Le roman inachevé d'Edith Wharton de 1938, Les Boucaniers, occupe une grande partie de sa seconde moitié avec le mariage malheureux d'Annabel, une esthète américaine innocente, et du duc de Tintagel, un petit homme facilement méprisé dont la passion de la vie est de réparer des horloges. Par analogie, ils me lisent comme de purs Charles et Diana – la femme trop jeune qui se retrouve, le jour de son mariage, soudainement enfermée dans un monde aux règles inconnaissables, et l'homme qui choisit une épouse en fonction de la mesure dans laquelle il pense qu'il peut la contrôler.
L’œil impitoyable de Wharton – ma préférée de toutes ses qualités – est à fond lorsqu’elle décrit le couple.

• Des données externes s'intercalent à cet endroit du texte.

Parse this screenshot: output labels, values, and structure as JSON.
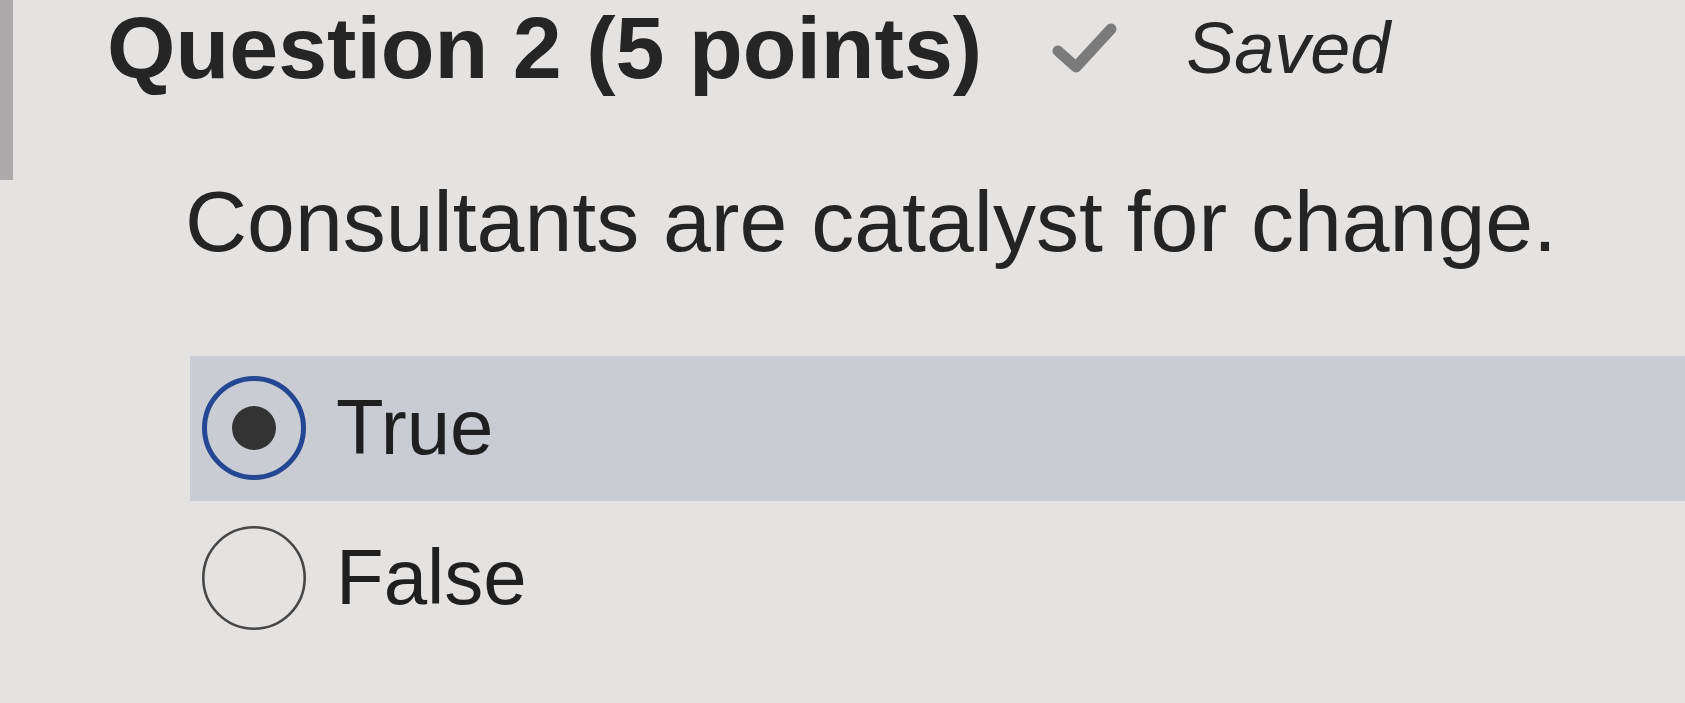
{
  "question": {
    "title": "Question 2 (5 points)",
    "status": {
      "saved": true,
      "label": "Saved"
    },
    "prompt": "Consultants are catalyst for change."
  },
  "options": [
    {
      "label": "True",
      "selected": true
    },
    {
      "label": "False",
      "selected": false
    }
  ]
}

Lorsque le duc crie qu’il en a assez d’être traqué « comme un animal sauvage » par des dames à marier, Wharton observe qu’il le fait en ayant l’air « excessivement apprivoisé ». Encore et encore, elle se moque des horloges. (Le critique littéraire Edmund Wilson a un jour noté à quel point les objets décoratifs dans les romans de Wharton ont tendance à devenir des « agents de tragédie », bien que les horloges ici ressemblent davantage à des avatars de l’âme laborieuse et laborieuse de Tintagel.) Les Boucaniers n’est pas un roman exceptionnel. Mais Annabel – ou Nan, comme elle est présentée – est pleine d’entrain, étrange et indifférente à ce que les gens pensent d’elle. Avec elle, Wharton fait quelque chose de nouveau : elle essaie d’imaginer un destin pour un individu extraordinaire dans la société conventionnelle des années 1870, qui n’est finalement pas tragique.
En tant que consommateurs de culture, nous ne semblons pas vr...
[Courte citation de 8% de l'article original]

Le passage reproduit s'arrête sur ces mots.